Exploro el fondo y salen, muy dignos, los últimos recibos del supermercado —que guardé “por si acaso”—, un lápiz sin punta —que claramente decidió acompañarme sin pedir permiso—, unas monedas sueltas que hacen ruido pero no ayudan en nada y hasta un caramelo pegajoso que ya no recuerda de cuándo es ni para qué estaba allí. También aparece un papel doblado con algo anotado que ya no logro descifrar. Todo va saliendo… menos el celular.
Entonces paso a los sofás, levanto cojines con una fe que se resiste a rendirse y ahí, la historia cambia de escenario: aparecen más monedas de 10 centavos, un botón que seguramente se escapó de alguna prenda, un recibo de la luz y, por supuesto, el control remoto que desapareció en Navidad y que ya dábamos por perdido. Uno pensaría que el celular estaría allí, escondido con todo lo demás, pero no. Él, con una discreción admirable, sigue sin aparecer.
Como si no fuera suficiente, voy al comedor.
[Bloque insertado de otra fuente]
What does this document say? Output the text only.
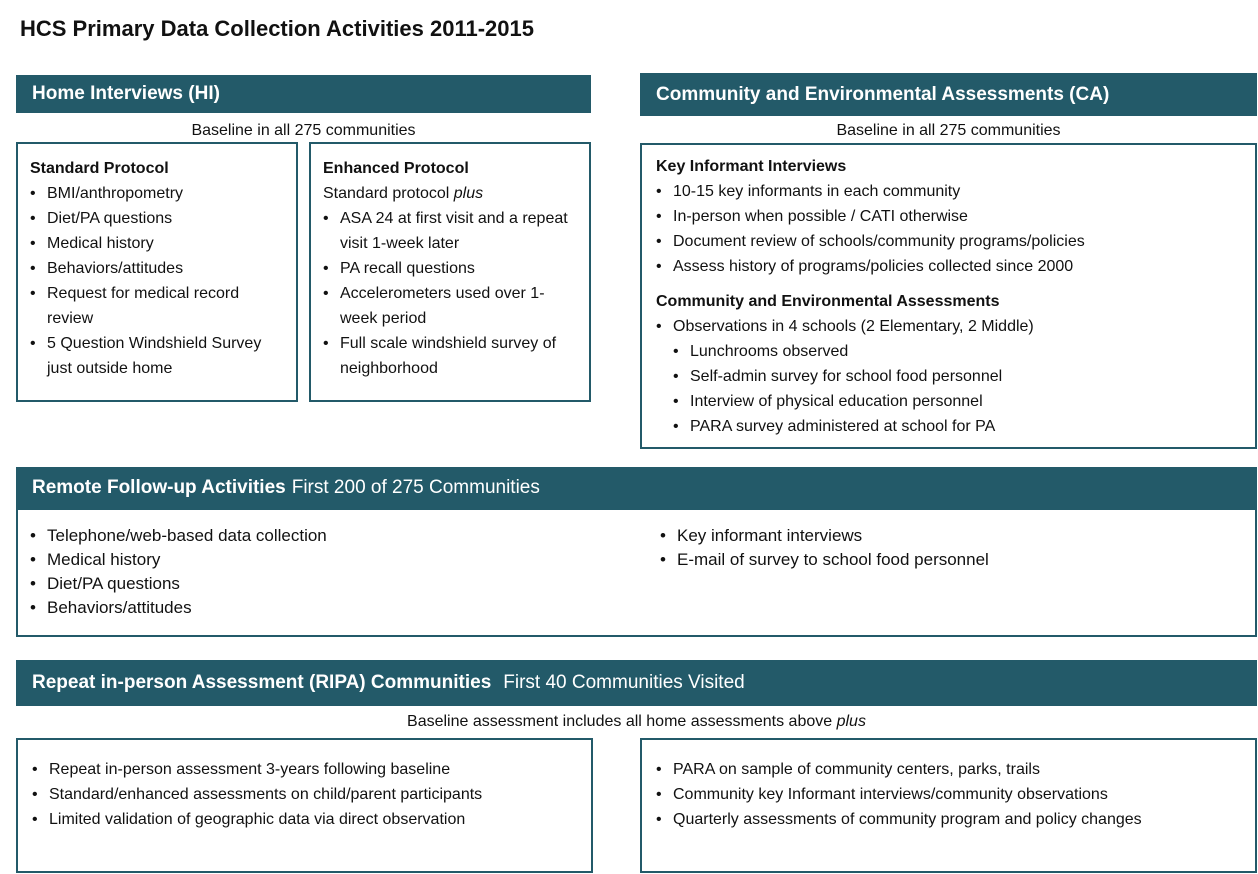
HCS Primary Data Collection Activities 2011-2015
Home Interviews (HI)
Baseline in all 275 communities
Standard Protocol
• BMI/anthropometry
• Diet/PA questions
• Medical history
• Behaviors/attitudes
• Request for medical record review
• 5 Question Windshield Survey just outside home
Enhanced Protocol
Standard protocol plus
• ASA 24 at first visit and a repeat visit 1-week later
• PA recall questions
• Accelerometers used over 1-week period
• Full scale windshield survey of neighborhood
Community and Environmental Assessments (CA)
Baseline in all 275 communities
Key Informant Interviews
• 10-15 key informants in each community
• In-person when possible / CATI otherwise
• Document review of schools/community programs/policies
• Assess history of programs/policies collected since 2000
Community and Environmental Assessments
• Observations in 4 schools (2 Elementary, 2 Middle)
• Lunchrooms observed
• Self-admin survey for school food personnel
• Interview of physical education personnel
• PARA survey administered at school for PA
Remote Follow-up Activities First 200 of 275 Communities
• Telephone/web-based data collection
• Medical history
• Diet/PA questions
• Behaviors/attitudes
• Key informant interviews
• E-mail of survey to school food personnel
Repeat in-person Assessment (RIPA) Communities First 40 Communities Visited
Baseline assessment includes all home assessments above plus
• Repeat in-person assessment 3-years following baseline
• Standard/enhanced assessments on child/parent participants
• Limited validation of geographic data via direct observation
• PARA on sample of community centers, parks, trails
• Community key Informant interviews/community observations
• Quarterly assessments of community program and policy changes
Miro sobre la mesa, levanto papeles, reviso entre los manteles, pero el celular no aparece.
Sigo hacia la cocina, con esa esperanza que ya se vuelve terca. Abro el refrigerador —como si el celular hubiera decidido refrescarse un poco—, reviso junto al frutero, miro cerca del microondas y lo único que encuentro es una cuchara fuera de lugar. El celular, con una coherencia admirable, tampoco está ahí.
En un acto de desesperación, voy a la cama: sacudo almohadas, revuelvo frazadas, reorganizo el caos con una energía que no sabía que tenía y termino arrodillada mirando debajo de la cama, como si el celular hubiera decidido independizarse.
Al final, cuando por fin aparece —porque siempre lo hace, en el lugar menos pensado—, suspiro porque lo he recuperado y hago la llamada en ese mismo instante, casi sin pensar. Mientras hablo, todo vuelve a la normalidad y, cuando cuelgo, me quedo un momento mirando el celular y, con alivio, lo guardo en la cartera. Como si no acabara de recorrer toda la casa por él.